The GBP/USD currency pair also showed an illogical decline in quotes on Monday. The day began with a rather predictable rise, but it didn't last long. Now, take a close look at the lower timeframe charts from Friday and Monday. Do you get the impression that, in these days, the market was reflecting the positive reports on UK business activity and retail sales, the disappointing American GDP, and Donald Trump's disregard for the Supreme Court's cancellation of tariffs while introducing new ones? The dollar is rising as if Trump himself had canceled all his trade tariffs, bombed all of Iran, and the Federal Reserve (as a bonus) had started a new cycle of monetary policy tightening. Well, all that is left is to repeat what we've been saying for the past two weeks: market movements are now illogical, so it is best to base trading decisions on technical factors.
For the sake of fairness, it should be noted that the British pound had reasons for its decline in recent weeks. Many reports have come in weaker than expected, particularly inflation, unemployment, and GDP. However, analyzing these reports raises many questions. Why does the market react to weak GDP in the UK, but ignore a disappointing GDP in the U.S.? Why is a decrease in inflation in the UK to 3% a guarantee of new easing of monetary policy, while a decrease in inflation in the U.S. to 2.4% means nothing? The British pound is falling, and the dollar is rising, certainly not based on macroeconomic data.

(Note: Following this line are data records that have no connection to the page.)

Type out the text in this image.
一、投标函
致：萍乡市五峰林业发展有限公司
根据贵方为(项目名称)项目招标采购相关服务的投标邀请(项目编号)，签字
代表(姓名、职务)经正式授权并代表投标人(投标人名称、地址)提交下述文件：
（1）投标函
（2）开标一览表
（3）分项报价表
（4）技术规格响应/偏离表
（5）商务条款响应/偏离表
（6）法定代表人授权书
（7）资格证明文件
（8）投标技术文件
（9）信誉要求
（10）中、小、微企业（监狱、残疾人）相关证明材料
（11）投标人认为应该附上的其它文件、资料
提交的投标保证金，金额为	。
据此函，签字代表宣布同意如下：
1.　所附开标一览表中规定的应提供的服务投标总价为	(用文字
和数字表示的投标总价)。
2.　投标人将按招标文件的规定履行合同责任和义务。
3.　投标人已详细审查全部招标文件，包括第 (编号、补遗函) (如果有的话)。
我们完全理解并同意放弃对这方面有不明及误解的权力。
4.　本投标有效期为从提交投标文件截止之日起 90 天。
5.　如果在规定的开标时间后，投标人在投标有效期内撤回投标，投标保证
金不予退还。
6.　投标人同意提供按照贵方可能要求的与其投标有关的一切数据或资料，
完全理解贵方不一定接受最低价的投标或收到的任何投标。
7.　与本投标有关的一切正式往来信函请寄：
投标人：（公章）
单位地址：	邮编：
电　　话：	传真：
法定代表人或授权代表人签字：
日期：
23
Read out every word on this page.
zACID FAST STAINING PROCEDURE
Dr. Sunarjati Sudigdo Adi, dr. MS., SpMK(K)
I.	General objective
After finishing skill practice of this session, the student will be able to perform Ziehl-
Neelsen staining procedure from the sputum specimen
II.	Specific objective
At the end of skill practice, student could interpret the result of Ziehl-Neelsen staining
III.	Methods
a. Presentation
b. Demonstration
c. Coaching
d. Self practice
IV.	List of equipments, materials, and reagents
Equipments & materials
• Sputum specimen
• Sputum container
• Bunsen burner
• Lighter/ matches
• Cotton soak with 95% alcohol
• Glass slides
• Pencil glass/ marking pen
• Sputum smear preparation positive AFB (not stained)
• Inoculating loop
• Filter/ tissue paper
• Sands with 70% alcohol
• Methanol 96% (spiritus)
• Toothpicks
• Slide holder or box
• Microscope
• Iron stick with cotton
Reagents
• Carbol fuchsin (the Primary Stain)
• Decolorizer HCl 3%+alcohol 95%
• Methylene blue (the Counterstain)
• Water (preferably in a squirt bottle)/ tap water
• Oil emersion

Perhaps the market is confident in Trump's attack on Iran? What if American military operations do not start in 10-15 days, but in three months? Over all this time, will the dollar continue to rise amid escalating military confrontation in the Middle East? We believe that the only reason for the rise of the American currency at the moment is capital flows. Someone among the very large players is withdrawing dollars from circulation, increasing demand for them, which is why we are observing such movement. Who this "someone" is and what their motivation might be is unknown. This "someone" is clearly not paying any attention to macroeconomic and fundamental factors. Therefore, we do not recommend doing so in the near future. The GBP/USD pair is falling under almost any circumstances.
There may also be simple manipulation at play, which explains a lot. Who expected the American currency to rise on Monday? Practically no one. And yet we saw exactly that rise! What could this be if not a hunt for stop losses and liquidity? Perhaps market makers are manipulating the market to gather as much liquidity as possible before a new prolonged rise in the GBP/USD pair. By the way, signals from the CCI indicator, which are formed rather rarely and are therefore valuable, are also being ignored. Everything that does not favor the American currency is currently being disregarded.

The average volatility of the GBP/USD pair over the past five trading days is 91 pips. For the pound/dollar pair, this value is considered "average." On Tuesday, February 24, we expect movement within a range bounded by levels 1.3412 and 1.3594. The upper channel of the linear regression is directed upwards, indicating a recovery of the trend. The CCI indicator has entered oversold territory, signaling a possible completion of the correction.
Nearest support levels:
S1 – 1.3428
S2 – 1.3306
S3 – 1.3184
Nearest resistance levels:
R1 – 1.3550
R2 – 1.3672
R3 – 1.3794
Trading Recommendations:
The GBP/USD currency pair is set to continue its 2025 upward trend, and its long-term prospects remain unchanged. Donald Trump's policies will continue to exert pressure on the U.S. economy; therefore, we do not expect the American currency to grow in 2026. Even its status as a "reserve currency" no longer holds significance for traders. Thus, long positions with a target of 1.3916 or higher remain relevant in the near term, as the price is above the moving average. If the price is positioned below the moving average line, small shorts may be considered with targets at 1.3428 and 1.3412 on technical (correctional) grounds. From time to time, the American currency shows corrections (in a global sense), but for trend growth, it needs global positive factors.
Explanations for Illustrations:
Linear regression channels help determine the current trend. If both are directed in the same way, the trend is currently strong;
The moving average line (settings 20,0, smoothed) determines the short-term trend and direction in which trading should currently be conducted;
Murray levels are target levels for movements and corrections;
Volatility levels (red lines) indicate the likely price channel in which the pair will trade over the next 24 hours, based on current volatility indicators;
The CCI indicator entering the oversold area (below -250) or the overbought area (above +250) indicates that a trend reversal is approaching in the opposite direction.